Aluminum prices sunk on fears that Chinese authorities might release ingots to the market, further pressing rising supply concerns in the world’s top consumer of the metal.
Aluminum for delivery in June was down 2.86% on Tuesday, after futures touched $2.229 a tonne on the Comex market in New York.
[Click here for interactive aluminum price chart]
The most-traded May aluminum contract on the Shanghai Futures Exchange dropped as much as 6% to 16,480 yuan ($2,531.33) a tonne, its lowest since February 22. It pared some of the losses later in the session to close 2.6% lower at 17,085 yuan a tonne.
Three-month aluminum on the London Metal Exchange declined 1.6% to $2,236 a tonne by 0716 GMT, after dropping as much as 3.6% to $2,190.50 earlier in the session.
China is considering selling about 500,000 metric tonnes of aluminum from state reserves, according to Bloomberg, in a move that would help cool the market and meet the Asian nation’s emissions objectives.
Aluminum inventories have been climbing in LME and ShFE warehouses, while China’s aluminum imports in the first two months of 2021 rose 150.7% from a year earlier.
“As of late March, primary aluminum margins have increased to the highest on record.
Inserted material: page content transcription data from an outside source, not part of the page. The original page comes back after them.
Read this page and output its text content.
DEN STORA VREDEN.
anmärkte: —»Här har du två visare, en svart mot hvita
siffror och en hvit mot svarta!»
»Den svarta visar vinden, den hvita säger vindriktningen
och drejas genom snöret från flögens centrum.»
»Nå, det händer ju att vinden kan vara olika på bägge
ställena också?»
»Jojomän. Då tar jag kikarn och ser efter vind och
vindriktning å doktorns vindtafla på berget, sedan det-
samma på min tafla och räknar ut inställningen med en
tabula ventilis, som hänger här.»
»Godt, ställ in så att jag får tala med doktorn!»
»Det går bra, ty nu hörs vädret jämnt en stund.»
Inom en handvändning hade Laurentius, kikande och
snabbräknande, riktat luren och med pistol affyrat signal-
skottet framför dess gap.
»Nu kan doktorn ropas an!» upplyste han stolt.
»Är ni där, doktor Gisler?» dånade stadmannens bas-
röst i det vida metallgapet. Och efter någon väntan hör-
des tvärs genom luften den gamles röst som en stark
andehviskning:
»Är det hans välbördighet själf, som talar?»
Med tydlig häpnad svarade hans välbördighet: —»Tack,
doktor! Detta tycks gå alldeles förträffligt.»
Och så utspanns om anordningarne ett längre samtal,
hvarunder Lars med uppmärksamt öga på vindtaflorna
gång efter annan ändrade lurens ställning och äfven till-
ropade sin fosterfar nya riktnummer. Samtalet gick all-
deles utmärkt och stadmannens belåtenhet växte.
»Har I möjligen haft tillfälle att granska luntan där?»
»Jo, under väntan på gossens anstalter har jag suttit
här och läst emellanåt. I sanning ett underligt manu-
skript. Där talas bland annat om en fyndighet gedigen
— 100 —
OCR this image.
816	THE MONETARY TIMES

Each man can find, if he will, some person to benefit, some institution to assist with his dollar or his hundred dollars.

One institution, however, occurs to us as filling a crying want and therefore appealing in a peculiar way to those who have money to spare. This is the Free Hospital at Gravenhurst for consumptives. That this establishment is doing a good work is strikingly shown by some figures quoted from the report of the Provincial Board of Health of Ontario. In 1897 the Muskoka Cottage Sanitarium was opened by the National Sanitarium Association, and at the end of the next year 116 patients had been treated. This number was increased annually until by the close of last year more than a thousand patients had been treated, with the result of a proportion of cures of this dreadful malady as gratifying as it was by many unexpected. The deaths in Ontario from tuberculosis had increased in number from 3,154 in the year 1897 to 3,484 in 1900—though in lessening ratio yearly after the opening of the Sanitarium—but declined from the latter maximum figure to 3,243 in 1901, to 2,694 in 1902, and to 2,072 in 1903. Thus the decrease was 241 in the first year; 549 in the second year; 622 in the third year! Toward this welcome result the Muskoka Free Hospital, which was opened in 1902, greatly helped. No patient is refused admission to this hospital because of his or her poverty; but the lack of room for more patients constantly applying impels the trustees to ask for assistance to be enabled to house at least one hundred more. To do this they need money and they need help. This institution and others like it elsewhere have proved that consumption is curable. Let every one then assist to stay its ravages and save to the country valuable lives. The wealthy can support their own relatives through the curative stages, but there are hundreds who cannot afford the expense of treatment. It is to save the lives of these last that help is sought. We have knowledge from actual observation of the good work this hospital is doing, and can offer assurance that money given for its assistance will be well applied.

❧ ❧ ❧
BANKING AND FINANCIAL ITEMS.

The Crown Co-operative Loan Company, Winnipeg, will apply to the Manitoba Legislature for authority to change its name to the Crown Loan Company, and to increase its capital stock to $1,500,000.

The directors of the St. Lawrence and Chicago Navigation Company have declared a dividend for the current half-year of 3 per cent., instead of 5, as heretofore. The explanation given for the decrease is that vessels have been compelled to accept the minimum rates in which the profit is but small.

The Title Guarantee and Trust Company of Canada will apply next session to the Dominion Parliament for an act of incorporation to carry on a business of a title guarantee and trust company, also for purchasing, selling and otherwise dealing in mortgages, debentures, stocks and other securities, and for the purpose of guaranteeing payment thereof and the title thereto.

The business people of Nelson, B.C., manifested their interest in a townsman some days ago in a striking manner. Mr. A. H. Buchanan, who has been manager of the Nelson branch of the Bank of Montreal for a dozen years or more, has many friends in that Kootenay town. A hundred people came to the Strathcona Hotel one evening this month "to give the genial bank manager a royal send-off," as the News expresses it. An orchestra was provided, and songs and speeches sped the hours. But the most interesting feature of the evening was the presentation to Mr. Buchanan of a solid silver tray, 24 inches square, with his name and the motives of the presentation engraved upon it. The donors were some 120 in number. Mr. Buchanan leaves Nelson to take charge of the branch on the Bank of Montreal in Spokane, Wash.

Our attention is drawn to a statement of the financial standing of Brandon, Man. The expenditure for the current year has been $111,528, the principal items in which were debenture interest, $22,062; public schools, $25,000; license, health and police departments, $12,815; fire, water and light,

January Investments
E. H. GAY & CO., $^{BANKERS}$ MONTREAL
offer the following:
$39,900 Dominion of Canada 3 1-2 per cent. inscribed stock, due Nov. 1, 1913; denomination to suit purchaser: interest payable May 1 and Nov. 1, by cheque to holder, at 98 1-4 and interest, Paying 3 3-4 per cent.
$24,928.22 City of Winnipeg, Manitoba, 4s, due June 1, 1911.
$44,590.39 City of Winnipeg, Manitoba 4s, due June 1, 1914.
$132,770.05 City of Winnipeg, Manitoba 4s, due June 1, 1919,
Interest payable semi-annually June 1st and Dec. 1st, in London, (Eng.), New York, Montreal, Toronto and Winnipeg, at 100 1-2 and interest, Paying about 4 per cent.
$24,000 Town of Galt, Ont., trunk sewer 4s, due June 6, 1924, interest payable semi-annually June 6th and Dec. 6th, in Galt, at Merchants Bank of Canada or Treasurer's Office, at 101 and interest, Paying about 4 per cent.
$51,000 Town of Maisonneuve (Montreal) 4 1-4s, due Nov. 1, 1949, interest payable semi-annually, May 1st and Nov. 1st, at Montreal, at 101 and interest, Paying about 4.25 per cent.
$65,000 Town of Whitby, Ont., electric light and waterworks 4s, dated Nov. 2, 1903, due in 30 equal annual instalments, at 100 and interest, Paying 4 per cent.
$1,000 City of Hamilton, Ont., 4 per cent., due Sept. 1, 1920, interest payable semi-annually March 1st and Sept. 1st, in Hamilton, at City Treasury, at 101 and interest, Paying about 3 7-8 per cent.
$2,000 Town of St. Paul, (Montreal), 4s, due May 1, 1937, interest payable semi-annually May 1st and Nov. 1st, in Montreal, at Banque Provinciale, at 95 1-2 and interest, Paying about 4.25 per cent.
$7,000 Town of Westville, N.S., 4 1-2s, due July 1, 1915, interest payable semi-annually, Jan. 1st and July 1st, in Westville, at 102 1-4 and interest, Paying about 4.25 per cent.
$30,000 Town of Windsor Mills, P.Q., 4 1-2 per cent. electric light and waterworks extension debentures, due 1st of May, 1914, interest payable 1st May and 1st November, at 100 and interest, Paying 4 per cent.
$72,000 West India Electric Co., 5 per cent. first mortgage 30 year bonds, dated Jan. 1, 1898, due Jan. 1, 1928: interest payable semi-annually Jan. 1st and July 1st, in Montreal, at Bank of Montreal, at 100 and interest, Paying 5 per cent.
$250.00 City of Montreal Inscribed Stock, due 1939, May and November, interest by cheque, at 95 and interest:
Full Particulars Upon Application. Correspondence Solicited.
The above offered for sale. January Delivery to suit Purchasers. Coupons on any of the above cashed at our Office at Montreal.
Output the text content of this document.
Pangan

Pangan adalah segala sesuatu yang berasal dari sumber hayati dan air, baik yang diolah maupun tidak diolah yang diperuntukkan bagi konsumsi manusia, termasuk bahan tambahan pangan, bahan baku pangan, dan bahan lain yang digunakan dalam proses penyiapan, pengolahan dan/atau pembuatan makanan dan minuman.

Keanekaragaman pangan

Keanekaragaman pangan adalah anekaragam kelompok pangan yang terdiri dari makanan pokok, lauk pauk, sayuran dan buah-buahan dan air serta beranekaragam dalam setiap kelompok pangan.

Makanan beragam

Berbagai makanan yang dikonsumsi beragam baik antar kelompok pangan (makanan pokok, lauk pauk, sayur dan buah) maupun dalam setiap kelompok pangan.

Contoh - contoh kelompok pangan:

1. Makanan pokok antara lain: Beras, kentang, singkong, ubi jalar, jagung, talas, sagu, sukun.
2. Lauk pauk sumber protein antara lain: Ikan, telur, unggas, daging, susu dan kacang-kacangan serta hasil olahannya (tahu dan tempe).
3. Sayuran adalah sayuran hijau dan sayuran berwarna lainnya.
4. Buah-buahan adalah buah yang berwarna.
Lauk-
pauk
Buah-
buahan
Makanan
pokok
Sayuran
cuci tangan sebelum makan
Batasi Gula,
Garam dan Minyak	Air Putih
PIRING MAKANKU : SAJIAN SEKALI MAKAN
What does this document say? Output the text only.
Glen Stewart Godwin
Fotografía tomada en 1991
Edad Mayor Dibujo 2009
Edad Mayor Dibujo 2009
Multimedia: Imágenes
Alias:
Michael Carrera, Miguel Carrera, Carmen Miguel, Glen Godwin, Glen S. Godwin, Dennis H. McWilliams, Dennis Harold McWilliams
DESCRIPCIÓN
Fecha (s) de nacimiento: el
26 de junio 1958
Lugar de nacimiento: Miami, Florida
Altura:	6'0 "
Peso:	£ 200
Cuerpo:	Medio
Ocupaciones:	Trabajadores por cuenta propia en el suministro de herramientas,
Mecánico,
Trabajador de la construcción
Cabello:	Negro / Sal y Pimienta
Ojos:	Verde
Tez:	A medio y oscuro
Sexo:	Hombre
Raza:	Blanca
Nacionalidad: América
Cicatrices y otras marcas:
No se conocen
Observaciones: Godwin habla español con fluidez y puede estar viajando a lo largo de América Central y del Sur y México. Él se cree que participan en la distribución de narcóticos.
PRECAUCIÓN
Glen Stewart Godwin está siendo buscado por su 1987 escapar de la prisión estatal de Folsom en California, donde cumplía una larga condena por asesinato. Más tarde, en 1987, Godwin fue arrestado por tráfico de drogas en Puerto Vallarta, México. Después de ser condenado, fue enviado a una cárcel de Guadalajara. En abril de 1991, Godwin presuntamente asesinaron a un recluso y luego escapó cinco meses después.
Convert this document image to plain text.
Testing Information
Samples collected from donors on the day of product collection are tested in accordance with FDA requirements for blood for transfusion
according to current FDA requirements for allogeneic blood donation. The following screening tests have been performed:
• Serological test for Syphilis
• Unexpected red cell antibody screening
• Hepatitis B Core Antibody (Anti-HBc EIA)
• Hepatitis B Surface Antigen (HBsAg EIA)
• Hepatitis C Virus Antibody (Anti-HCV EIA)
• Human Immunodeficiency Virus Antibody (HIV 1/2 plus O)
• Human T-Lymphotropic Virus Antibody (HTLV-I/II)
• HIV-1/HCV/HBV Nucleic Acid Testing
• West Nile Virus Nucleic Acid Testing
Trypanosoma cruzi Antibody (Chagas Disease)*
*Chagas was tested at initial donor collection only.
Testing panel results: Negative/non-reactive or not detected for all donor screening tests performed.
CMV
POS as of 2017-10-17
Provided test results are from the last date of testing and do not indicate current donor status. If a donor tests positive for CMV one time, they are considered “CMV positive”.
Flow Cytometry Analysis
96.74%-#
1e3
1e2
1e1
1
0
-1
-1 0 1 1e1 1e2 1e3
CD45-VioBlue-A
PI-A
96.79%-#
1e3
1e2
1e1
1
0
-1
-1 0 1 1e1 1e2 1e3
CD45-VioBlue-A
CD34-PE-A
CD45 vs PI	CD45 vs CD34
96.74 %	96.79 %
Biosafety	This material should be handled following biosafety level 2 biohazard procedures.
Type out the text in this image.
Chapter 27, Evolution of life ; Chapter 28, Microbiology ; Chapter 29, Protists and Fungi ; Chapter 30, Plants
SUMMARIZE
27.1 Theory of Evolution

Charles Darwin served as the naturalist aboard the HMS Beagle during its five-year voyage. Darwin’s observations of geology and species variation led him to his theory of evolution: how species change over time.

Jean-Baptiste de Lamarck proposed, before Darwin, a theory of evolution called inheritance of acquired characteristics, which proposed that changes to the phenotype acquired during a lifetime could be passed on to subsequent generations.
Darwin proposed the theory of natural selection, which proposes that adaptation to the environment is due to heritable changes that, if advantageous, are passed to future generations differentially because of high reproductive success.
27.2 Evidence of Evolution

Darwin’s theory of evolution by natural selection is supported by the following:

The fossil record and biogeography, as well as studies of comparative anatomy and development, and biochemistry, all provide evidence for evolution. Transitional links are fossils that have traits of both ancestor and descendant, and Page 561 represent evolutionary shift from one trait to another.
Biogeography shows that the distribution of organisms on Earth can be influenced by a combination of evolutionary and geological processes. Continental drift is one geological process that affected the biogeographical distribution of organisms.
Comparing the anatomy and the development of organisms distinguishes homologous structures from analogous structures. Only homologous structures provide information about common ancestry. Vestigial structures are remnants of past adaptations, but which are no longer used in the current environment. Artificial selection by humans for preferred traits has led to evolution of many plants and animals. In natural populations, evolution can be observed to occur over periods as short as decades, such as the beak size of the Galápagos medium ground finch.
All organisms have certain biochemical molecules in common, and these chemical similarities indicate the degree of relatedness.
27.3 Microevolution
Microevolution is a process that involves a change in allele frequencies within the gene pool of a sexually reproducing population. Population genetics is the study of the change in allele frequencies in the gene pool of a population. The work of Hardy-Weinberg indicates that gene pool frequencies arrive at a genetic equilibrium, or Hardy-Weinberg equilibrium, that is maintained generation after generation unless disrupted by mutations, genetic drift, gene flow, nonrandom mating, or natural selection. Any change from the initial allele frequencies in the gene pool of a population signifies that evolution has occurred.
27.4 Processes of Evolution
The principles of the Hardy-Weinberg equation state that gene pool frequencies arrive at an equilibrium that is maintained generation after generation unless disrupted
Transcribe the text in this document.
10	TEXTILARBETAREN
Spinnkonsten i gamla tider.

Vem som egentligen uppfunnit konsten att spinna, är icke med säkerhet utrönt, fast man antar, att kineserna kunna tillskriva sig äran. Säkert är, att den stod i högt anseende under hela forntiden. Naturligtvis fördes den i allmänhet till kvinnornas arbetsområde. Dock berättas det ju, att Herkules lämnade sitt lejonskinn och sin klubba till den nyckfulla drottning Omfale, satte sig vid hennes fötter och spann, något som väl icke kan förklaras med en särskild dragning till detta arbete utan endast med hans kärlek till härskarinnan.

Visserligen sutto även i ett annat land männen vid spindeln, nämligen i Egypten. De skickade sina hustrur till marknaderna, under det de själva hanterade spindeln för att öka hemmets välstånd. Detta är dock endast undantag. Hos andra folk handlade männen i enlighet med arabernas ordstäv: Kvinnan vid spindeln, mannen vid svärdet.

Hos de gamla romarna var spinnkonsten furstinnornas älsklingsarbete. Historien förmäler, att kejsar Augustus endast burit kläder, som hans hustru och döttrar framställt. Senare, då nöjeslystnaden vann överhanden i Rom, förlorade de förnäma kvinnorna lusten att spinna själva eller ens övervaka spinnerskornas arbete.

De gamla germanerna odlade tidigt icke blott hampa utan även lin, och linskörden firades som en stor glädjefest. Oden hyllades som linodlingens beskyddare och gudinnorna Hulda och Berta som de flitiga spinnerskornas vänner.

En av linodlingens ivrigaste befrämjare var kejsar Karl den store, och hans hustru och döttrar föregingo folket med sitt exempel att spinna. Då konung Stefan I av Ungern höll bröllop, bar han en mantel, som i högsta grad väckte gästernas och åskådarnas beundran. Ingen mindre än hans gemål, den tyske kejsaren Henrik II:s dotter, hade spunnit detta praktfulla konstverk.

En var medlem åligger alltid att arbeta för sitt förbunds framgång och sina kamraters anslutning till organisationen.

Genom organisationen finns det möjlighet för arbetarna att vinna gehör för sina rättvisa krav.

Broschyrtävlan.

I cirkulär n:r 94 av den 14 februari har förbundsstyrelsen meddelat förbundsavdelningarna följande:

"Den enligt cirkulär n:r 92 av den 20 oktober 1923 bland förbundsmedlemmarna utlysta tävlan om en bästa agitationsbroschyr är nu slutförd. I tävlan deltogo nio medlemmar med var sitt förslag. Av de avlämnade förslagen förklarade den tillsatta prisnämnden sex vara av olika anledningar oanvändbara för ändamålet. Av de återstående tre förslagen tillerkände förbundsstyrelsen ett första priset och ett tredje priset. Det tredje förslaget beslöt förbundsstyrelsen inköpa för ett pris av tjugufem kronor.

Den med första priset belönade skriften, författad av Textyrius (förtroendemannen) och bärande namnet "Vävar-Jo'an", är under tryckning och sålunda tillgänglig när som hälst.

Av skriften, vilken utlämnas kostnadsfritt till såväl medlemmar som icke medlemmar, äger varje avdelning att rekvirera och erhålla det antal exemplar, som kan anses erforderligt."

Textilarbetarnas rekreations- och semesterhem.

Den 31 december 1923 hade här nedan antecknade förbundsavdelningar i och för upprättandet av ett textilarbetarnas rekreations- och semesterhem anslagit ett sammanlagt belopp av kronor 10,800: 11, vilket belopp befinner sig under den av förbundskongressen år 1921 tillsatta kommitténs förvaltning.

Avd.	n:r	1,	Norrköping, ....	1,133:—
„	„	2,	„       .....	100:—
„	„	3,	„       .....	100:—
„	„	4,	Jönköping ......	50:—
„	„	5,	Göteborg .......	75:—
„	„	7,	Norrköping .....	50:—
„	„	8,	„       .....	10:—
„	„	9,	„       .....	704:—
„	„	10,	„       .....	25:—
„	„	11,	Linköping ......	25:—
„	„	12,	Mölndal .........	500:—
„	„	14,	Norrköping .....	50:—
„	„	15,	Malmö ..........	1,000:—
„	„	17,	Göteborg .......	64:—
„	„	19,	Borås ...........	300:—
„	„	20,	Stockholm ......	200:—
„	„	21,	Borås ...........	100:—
It is no surprise that production growth has risen robustly, incentivised by the strong margin,” ING analyst Wenyu Yao told Reuters.
“Robust Chinese domestic production combined with strong imports suggest an ample supply in this (China) market, and the underlying demand strength is set to face a reality check in the next couple of months,” she said.
Aluminum had climbed to its highest price in a decade in Shanghai earlier this month after Inner Mongolia, a major coal-fired production hub in northern China, said it’ll stop approving new projects following a reprimand from Beijing for failing to control its energy consumption.